By using the parallel optimization method described in “Parallel optimization method of BRBs” section, the training data sets are divided into 6 parts, each of which belongs to the corresponding 6 sub-BBR models, denoted as sub.1–6. Thus, the parallel optimization processes can be also divided into 6 parts. The operating environment uses MATLAB parallel toolkit with Intel Core i7-8750H 2.2 GHz CPU, 16 GB memory. The optimization algorithm is P-CMA-ES, and the iteration time is 100. The activation rates of 56 rules generated by sub.1–6 are shown in Fig. 19.

Figure 19
figure 19

The activation rates of 56 rules generated by sub.1–6.

In this case, the activation rate threshold of the parallel optimization is 0.002, then the number of the rules involved in optimization of each sub-BRB are shown in Table 15.

Table 15 The number of rules involved in optimization in each sub-BRB.

Thus, the 6 sub-BRBs are assigned to 6 optimization sub-processes and optimized independently. The comparison results between original BRB without using activation rate and optimization parallelization, BRB with activation rate but without optimization parallelization (non-parallelization BRB_a), and BRB with activation rate and optimization parallelization (parallelization BRB_a) are shown in Table 16.

Table 16 The comparison results between different BRBs.

In Table 16, parallelization BRB_a uses the least time to get the best results. Its running time is about one-fourth of other models. It can be predicted that with the increase of the number of processors, the running time will decrease without affecting the accuracy.

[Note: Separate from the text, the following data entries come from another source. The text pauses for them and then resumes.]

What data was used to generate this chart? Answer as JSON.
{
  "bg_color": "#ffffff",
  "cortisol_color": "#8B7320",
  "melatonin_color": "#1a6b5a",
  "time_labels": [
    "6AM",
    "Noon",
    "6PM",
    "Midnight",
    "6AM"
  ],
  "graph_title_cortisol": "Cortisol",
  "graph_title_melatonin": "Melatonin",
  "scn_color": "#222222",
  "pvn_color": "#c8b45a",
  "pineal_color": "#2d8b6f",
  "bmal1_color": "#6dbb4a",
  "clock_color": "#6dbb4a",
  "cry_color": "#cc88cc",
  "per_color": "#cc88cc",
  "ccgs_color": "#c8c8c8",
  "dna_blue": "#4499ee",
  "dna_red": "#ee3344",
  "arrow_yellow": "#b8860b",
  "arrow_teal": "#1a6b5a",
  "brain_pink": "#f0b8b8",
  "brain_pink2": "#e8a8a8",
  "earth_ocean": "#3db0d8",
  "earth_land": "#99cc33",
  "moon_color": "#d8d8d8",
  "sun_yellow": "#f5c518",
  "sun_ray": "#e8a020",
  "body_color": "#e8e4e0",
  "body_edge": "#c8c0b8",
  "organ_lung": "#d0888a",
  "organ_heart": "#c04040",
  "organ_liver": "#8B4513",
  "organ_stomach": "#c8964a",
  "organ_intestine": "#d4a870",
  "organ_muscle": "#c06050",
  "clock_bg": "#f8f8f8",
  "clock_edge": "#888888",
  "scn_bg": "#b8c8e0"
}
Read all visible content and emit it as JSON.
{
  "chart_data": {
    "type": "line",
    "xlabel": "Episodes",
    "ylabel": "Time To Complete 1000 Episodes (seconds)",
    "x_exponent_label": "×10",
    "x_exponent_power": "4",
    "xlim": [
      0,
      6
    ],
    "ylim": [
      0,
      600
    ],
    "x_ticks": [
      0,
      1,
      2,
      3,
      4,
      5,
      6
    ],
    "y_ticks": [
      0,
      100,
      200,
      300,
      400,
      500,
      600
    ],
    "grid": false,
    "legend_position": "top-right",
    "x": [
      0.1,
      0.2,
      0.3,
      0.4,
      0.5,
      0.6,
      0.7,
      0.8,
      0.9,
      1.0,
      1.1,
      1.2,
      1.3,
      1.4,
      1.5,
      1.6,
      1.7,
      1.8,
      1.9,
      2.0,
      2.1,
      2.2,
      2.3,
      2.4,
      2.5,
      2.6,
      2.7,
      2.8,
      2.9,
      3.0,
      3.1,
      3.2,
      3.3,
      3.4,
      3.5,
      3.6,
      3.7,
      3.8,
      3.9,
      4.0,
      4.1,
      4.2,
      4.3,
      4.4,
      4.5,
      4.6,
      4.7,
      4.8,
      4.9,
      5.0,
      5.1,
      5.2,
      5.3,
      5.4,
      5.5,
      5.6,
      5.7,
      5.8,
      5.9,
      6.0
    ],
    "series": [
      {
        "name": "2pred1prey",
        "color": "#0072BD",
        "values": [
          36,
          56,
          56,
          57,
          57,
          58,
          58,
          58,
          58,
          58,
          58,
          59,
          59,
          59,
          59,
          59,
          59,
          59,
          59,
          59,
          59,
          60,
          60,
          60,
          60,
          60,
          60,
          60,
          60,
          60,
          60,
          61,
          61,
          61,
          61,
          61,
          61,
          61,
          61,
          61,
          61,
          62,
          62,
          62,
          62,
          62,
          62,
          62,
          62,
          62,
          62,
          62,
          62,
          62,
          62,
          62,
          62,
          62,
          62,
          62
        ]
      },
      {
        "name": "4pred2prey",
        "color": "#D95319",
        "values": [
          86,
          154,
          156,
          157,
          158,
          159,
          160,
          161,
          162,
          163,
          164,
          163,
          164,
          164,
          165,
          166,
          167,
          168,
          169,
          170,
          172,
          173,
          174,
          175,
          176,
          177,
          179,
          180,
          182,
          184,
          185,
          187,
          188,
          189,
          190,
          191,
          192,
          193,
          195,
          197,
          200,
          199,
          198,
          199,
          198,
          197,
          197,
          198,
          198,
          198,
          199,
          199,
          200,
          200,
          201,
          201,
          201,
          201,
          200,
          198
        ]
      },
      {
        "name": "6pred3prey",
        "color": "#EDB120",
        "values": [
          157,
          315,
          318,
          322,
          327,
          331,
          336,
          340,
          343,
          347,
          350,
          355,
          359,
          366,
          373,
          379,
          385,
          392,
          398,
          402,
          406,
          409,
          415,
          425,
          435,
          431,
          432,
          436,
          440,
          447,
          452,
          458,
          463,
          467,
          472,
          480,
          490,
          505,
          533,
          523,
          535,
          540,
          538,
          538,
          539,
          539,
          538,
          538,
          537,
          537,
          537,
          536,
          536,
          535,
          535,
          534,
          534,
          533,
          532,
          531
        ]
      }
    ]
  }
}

The experimental results show that the BRB expert system with activation rate has higher accuracy than the initial BRB or other BRB optimization algorithms in the process of oil pipeline leakage size assessment, and it takes less time. It effectively solves the problem of BRB expert system combination explosion.

Conclusion

To solve the combinatorial explosion problem of the BRB expert system, a novel optimization method is proposed in this paper. The proposed method can be applied in two situations: (1) Only a few rules in BRB are activated. In this case, activation rate is used to prune the rules that have never been activated or are inadequately activated. The initial parameters of these removed rules are given by experts, which will not only keeps the role of expert experience but also enhance the credibility of the results. (2) Most rules in BRB are activated. In this case, parallel optimization is proposed by decomposing training data, and activation rate is utilized in each parallel optimization sub-process. The final results of BRB can be obtained by the weighted average method. The proposed optimization method for the BRB expert system can be applied to all kinds of BRB models and can increase the accuracy while reducing the calculation pressure by reducing the parameters and using parallel operation.